We developed a method for learning the distance metric between the customers of a Telecommunication Service Provider (TSP). This type of distance metric is important because it can be used as an underlying dissimilarity measure for solving a wide variety of problems such as Churn classification using Distance based learning algorithms(for example KNN), segmentation of customers and recommendation of new service-plans to the customers etc. To this end, we developed an approach that works at the intersection of Distance Metric Learning ,Social Network Analysis and Information theory. More specifically, I extracted the "relative similarity constraints" from the mobile social network of customers and used these constraints for learning the distance function between the feature vector representations of customers. We further proposed a method for selecting the most informative constraints from the available set of constraints using a entropy based method. We evaluated our method on customer churn classification task and our results show that using the learned distance metric instead of baseline euclidean distance function improved the F1 score by approximately 12%.
This patent pertains to forecasting whether a particular Internet application will be used by a user in the future time slots. This type of forecasting is important for appropriate tuning of communication network's parameters. A wide variety of machine learning algorithms can be applied for this type of task. However, some of the sate-of-the-art algorithms such as Hidden Markov Model have exponential computational complexity with respect to the number of Internet applications. To avoid this kind of high computation cost we proposed a preprocessing step in which we used the conditional entropy of the usage of different application to select a set of representative applications . In the next step. the forecasting model is build using only these representative applications. Further, the forecasting of usage of a non-representative applications is done based on the forecast of the corresponding representative application. We compared this method with the baseline method in which all the applications are used to train a machine learning model. Our studies have shown that this type of preprocessing allows us two achieve almost similar kind of forecasting performance as that of the baseline method but with significant reduction in training time.
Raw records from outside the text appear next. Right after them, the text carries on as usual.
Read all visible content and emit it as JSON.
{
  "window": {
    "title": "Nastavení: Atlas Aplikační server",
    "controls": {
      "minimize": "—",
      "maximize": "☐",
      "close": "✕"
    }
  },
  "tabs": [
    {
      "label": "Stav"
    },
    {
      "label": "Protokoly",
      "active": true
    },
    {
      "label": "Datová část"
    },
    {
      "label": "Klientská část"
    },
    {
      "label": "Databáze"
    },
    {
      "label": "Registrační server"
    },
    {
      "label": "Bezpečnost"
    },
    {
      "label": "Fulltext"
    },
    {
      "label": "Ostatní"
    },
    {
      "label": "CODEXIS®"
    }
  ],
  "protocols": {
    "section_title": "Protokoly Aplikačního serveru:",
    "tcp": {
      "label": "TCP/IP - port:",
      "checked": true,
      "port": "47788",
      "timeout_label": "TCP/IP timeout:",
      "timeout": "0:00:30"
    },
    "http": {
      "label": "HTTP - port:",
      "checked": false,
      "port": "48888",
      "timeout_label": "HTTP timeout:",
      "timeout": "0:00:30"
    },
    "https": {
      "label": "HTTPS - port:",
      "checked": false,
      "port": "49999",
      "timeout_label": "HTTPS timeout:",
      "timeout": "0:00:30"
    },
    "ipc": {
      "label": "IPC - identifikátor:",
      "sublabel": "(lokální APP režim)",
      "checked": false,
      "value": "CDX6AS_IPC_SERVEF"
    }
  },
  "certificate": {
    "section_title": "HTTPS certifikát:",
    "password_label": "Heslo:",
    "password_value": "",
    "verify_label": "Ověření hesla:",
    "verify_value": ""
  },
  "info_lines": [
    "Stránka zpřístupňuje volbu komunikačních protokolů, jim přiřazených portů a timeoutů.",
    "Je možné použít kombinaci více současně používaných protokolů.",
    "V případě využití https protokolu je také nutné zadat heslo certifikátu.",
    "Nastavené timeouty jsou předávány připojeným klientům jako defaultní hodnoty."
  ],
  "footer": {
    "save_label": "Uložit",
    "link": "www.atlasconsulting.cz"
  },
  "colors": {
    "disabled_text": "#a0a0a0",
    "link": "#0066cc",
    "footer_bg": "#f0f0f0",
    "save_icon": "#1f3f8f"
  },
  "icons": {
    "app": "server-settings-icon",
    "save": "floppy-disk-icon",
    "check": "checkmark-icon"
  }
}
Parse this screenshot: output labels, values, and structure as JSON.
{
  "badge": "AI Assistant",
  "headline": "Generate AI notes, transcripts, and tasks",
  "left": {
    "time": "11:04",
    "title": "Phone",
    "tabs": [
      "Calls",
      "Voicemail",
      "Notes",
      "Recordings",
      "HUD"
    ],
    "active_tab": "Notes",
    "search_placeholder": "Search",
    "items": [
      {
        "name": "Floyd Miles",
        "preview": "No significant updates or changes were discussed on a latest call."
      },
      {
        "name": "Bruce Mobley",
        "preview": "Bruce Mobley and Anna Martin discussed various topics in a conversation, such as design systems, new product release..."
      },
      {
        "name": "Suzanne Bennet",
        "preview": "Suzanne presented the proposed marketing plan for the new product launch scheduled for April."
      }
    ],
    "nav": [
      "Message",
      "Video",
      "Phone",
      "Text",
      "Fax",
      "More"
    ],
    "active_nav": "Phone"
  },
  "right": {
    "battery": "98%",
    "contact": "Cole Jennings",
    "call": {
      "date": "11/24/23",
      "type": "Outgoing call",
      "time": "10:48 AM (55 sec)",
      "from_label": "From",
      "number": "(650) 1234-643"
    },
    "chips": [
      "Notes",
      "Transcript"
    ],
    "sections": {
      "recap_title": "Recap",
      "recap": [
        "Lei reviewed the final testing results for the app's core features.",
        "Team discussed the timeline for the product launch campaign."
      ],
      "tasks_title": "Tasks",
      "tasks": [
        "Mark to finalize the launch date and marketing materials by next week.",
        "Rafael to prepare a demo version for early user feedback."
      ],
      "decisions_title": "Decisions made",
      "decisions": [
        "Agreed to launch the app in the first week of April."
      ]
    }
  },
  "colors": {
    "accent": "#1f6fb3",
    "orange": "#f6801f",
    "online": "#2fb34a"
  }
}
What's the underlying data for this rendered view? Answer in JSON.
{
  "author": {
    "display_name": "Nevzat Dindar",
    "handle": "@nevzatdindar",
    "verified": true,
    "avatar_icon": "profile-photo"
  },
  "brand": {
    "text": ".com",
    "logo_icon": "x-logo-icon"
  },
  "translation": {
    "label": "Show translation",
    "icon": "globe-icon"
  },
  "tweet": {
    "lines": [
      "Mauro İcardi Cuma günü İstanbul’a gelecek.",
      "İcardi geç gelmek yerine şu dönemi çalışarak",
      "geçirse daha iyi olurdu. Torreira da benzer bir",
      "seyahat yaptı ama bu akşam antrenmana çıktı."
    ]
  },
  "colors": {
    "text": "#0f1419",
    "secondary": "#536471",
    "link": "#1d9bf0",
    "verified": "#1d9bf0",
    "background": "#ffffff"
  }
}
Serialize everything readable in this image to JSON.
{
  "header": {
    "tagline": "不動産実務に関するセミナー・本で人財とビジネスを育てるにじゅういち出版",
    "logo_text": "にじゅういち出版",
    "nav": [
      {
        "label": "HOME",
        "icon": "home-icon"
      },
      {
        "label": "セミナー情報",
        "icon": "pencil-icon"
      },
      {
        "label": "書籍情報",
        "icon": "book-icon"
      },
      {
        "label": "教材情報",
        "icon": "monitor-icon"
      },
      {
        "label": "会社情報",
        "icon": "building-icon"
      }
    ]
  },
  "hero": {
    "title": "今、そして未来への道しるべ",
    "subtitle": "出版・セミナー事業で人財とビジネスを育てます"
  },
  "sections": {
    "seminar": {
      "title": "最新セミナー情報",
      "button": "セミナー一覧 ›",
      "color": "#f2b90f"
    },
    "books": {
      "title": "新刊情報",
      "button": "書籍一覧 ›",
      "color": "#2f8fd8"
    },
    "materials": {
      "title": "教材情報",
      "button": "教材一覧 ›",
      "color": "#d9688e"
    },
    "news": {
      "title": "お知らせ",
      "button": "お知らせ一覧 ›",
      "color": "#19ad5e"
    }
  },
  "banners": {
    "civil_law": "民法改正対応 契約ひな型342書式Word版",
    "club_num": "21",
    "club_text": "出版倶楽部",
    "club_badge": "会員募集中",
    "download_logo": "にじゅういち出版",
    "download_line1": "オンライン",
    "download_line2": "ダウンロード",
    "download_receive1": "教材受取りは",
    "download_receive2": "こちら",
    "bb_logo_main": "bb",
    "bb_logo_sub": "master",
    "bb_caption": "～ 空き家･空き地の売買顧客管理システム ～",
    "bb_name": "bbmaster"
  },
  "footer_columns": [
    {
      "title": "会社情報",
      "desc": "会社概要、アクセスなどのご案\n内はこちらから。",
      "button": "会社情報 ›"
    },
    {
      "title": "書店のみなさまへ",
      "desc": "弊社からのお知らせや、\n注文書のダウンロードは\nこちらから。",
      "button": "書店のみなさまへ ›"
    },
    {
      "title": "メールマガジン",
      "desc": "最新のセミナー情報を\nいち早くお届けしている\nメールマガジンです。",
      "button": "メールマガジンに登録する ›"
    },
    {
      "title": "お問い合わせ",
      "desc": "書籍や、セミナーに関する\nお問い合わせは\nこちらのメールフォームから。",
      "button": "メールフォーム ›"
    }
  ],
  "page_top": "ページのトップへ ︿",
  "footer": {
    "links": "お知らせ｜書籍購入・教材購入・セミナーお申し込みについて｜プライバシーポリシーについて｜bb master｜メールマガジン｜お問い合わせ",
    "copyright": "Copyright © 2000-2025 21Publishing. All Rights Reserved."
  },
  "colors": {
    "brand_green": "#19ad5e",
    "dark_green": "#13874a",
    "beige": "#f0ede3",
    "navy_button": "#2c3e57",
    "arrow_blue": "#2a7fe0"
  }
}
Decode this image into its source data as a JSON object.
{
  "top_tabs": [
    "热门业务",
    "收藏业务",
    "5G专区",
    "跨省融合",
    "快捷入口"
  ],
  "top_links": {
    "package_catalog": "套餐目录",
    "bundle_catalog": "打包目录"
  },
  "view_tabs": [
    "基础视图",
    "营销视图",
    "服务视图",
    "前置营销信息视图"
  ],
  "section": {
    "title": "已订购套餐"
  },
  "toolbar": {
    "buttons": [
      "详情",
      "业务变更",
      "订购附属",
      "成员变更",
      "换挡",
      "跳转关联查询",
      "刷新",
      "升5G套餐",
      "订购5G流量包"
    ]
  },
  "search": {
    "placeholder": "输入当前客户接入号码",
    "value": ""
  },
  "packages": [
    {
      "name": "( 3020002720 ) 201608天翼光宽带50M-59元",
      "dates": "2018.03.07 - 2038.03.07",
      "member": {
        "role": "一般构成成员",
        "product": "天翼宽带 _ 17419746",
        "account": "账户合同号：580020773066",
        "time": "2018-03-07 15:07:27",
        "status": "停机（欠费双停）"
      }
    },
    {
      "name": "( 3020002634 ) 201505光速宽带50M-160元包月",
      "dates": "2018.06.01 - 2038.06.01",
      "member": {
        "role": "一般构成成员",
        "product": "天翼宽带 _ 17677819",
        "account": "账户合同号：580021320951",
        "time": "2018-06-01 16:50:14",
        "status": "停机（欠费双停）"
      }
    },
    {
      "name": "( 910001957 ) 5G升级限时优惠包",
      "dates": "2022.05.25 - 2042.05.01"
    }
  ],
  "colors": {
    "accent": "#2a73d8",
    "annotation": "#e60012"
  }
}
We present an algorithm for identifying influence paths in a communication network comprising a plurality of users. The method comprises identifying network parameters indicative of a strength of connection between users of the network, combining the identified parameters to calculate a connection strength between users of the network, storing the calculated connection strengths as edge weights between the users of the network, identifying a source user and a target user for a path, and calculating a path between the source user and the target user according to the stored edge weights.